The Corvair and Murano Share a Similar Fate
Forty Years Apart, Same Problem
History seems to repeat all the time, in all walks of life. This is the case with two automakers and their cars: the Nissan Murano and the Chevrolet Corvair.
The two cars are dissimilar in almost all ways but for one very critical one: Design defects and poor repair knowledge at dealerships. The Corvair remains America's only rear engine, air-cooled engine car produced from 1960-69. Over 1.5 million were made.It was the Car of the Year for its design and 20 MPG. The Murano was the first real crossover SUV in 2003. While common nowadays, it was a new concept in 2003 and was the first to use a new type of tranny, CVT, that is common now.

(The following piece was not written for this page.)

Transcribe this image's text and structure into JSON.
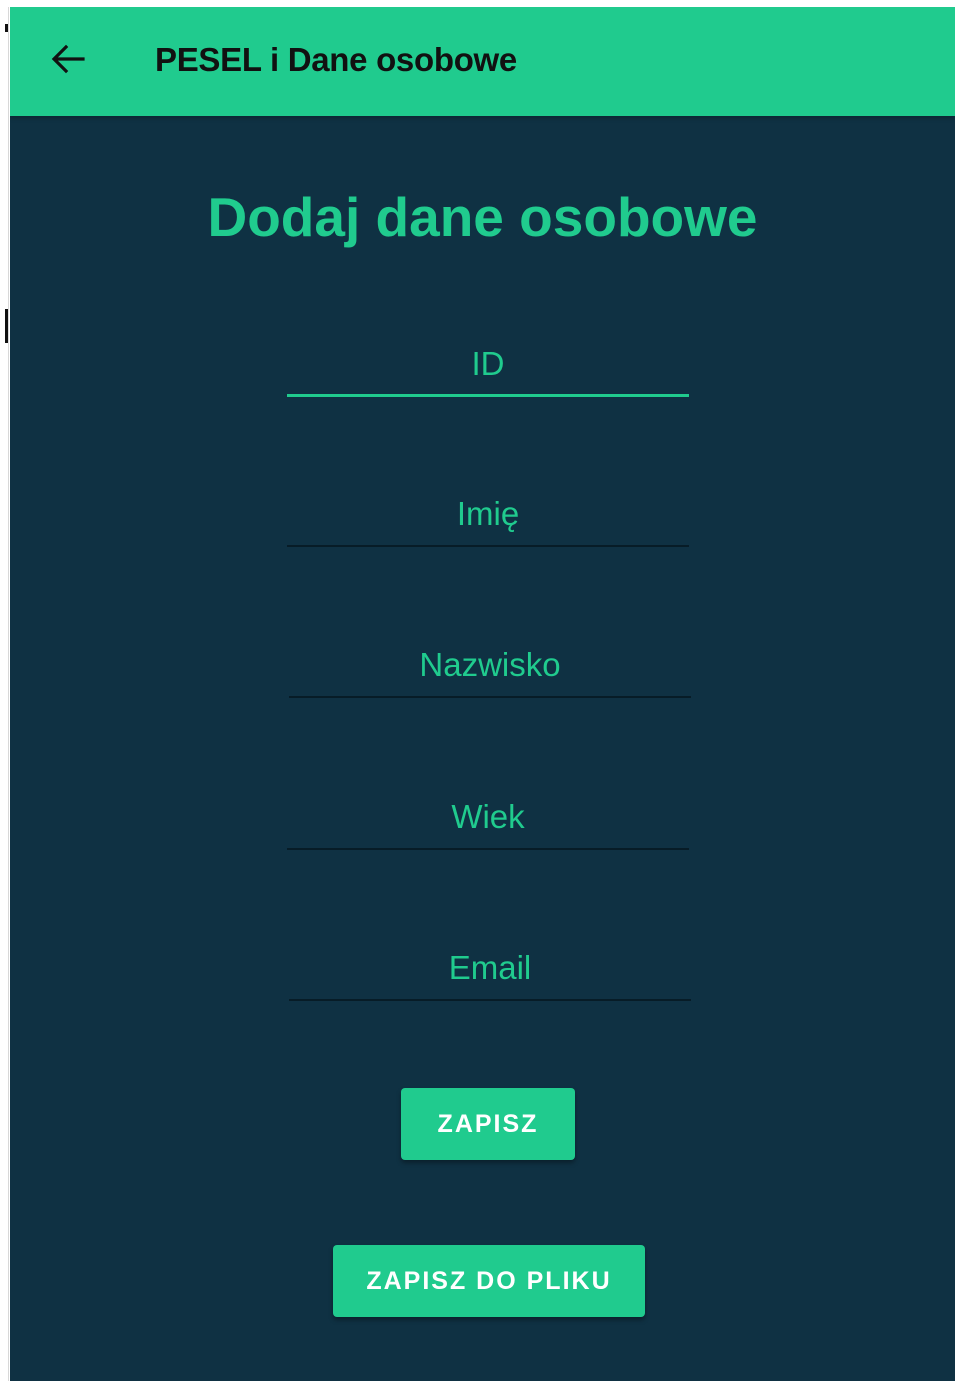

When both cars were introduced, the public fell in love with them. They sold well. However, in both cases, after they were on the road for a year, problems surfaced. For the Corvair is was steering at high speeds and lack of stability of the rear wheels causing the car to be unsafe at higher speeds, especially on turns. The Corvair engine ran hot and the material used around to prevent oil leaks, cracked and fell apart, causing oil smell, large leaks on the driveway, and if the heater hoses were not maintained, carbon monoxide would enter into the driver area. The Corvair also used a different air pressure in the wheels than what the public was use to, that is, 17 psi in the front and 32psi in the rear. Although this was in the manual, most buyers never knew it. Having the tire pressure more than 17 psi in the front, caused the Corvair to be "light footed" on the road, as the wind would get under it and lift. By 1965-69, the Corvair problems had been all addressed, the new body style is still awesome today. Yet, the car's image was damaged until its death in May 1969.
When the Murano appeared, it was history all over in some ways. Everyone loved it, it sold well despite it being $30,000 (the Corvair was $2500). By the time the 2004's arrived, a lot of owners complained about the usual things and Nissan did nothing about it. The CVT transmission and its sensor were unreliable, regardless of the mileage of the car. The tranny case frequently cracked or its gasket was installed incorrectly by Nissan mechanics causing a puddle of fluid. This is not cheap fluid at $600. The metal bands inside the tranny would chip off bits of metal and the owner would have no clue something was wrong because the sensor did not always work due to its design and location. Problems with accelerating, bucking with no warnings. An indication the tranny was malfunctioning. Owners complained about tires wearing at a much faster rate, seat frames breaking off causing the seat to be loose, electrical problems. The majority of complaints made to Nissan from 2003-2007 remain about the CVT. The cost to replace it is $5,000. The public began to think the Murano was a lemon because of the CVT. Cars with as little as 40K miles had failed CVTs. The Nissan mechanics quality and knowledge about it the problem remains dubious. Nissan pretended there was no real problem. The CVT issue is a design defect that was tweaked each year and by 2008 model, it seems to have been addressed. In the meantime, Nissan has lost a lot of former dedicated customers. Nissan blamed the car owner for not reading the manual regarding changing the tranny fluid, owners state there is nothing about it in the manual (at least in the early model years).